Woodhouse, who grew up with Indigenous people, said he has always been included and treated as “one of the mob”.

“During my schooling, there was little to no acknowledgment of Aboriginal people, their connections to country and celebration of culture, but I am proud to say that in my lifetime I have seen significant change and feel that my work is contributing to help close the gap,” he said.

“I believe that all Australians have benefitted from the care, nurturing and understanding of this country shown by its traditional custodians since The Dreaming.”

In light of the Federal Government’s education reforms, Woodhouse said he believes that Australia is working towards closing the gap in educational disadvantage, particularly with respect to Indigenous students.

“I have seen an increase in Aboriginal students attending school and being successful,” he said.

“NAPLAN results for our Aboriginal students here at Callaghan College Waratah Technology Campus have improved over a number of years, and have been better than the State averages.”

However, Woodhouse said that even though significant progress has been made, more work needs to be done to ensure that the gap is finally closed.

Working hard to ‘close the gap’

The most recent Closing the Gap report, released in February, showed little progress in reversing educational disadvantage among Indigenous students. However, major strides in educational outcomes are being seen in some schools, and Callaghan College WTC is no exception.

The school’s relieving principal, James Ostermann, told The Educator that when it comes to improving the educational outcomes of Indigenous students at his school, significant progress is being made through a range of programs and initiatives.

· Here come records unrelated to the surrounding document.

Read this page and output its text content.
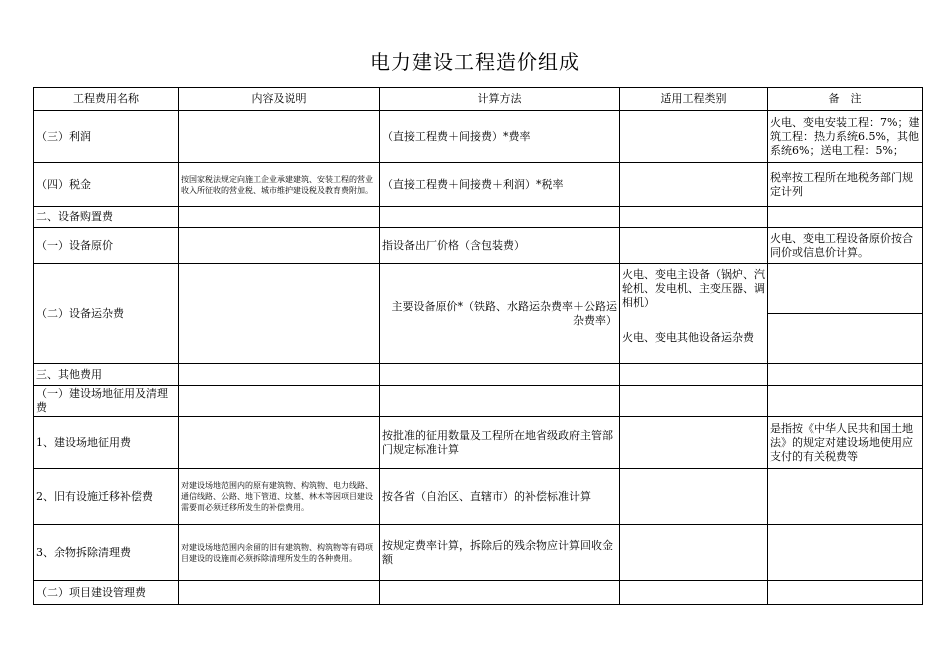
电力建设工程造价组成
工程费用名称	内容及说明	计算方法	适用工程类别	备　注
（三）利润		（直接工程费＋间接费）*费率		火电、变电安装工程：7%；建筑工程：热力系统6.5%，其他系统6%；送电工程：5%；
（四）税金	按国家税法规定向施工企业承建建筑、安装工程的营业收入所征收的营业税、城市维护建设税及教育费附加。	（直接工程费＋间接费＋利润）*税率		税率按工程所在地税务部门规定计列
二、设备购置费				
（一）设备原价		指设备出厂价格（含包装费）		火电、变电工程设备原价按合同价或信息价计算。
（二）设备运杂费		主要设备原价*（铁路、水路运杂费率＋公路运杂费率）	火电、变电主设备（锅炉、汽轮机、发电机、主变压器、调相机）	
			火电、变电其他设备运杂费	
三、其他费用				
（一）建设场地征用及清理费				
1、建设场地征用费		按批准的征用数量及工程所在地省级政府主管部门规定标准计算		是指按《中华人民共和国土地法》的规定对建设场地使用应支付的有关税费等
2、旧有设施迁移补偿费	对建设场地范围内的原有建筑物、构筑物、电力线路、通信线路、公路、地下管道、坟墓、林木等因项目建设需要而必须迁移所发生的补偿费用。	按各省（自治区、直辖市）的补偿标准计算		
3、余物拆除清理费	对建设场地范围内余留的旧有建筑物、构筑物等有碍项目建设的设施而必须拆除清理所发生的各种费用。	按规定费率计算，拆除后的残余物应计算回收金额		
（二）项目建设管理费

“Waratah Campus is a proud member of the Callaghan College collegiate, which has outstanding leadership, implementation and development of programs to support Aboriginal programs,” Ostermann explained.

“This achievement has been passionately initiated, led and supported by Darren Woodhouse, as well as numerous Aboriginal and non-Aboriginal support staff.”

Ostermann said the school has continuously delivered significant contributions to student achievements within the campus that include mentoring and resilience programs, quality facilities and professional learning that is embedded within the school’s Professional Learning Team.

Some of the challenges Ostermann sees facing Indigenous education in 2017 are improving reading, writing and numeracy levels, completion of the Year 12 HSC or equivalent, transition from education to employment pathways and building and sustaining quality partnerships.

However, he said the school continues to engage staff, students and community members in programs that will support these challenges and ultimately lead to positive outcomes for all of its students.

“As a community, we have a shared understanding of the importance in collaborating with each other,” Ostermann said.

“This is enhanced with the inclusion of staff, parents/carers, community members and students so that we can address the important value of education.”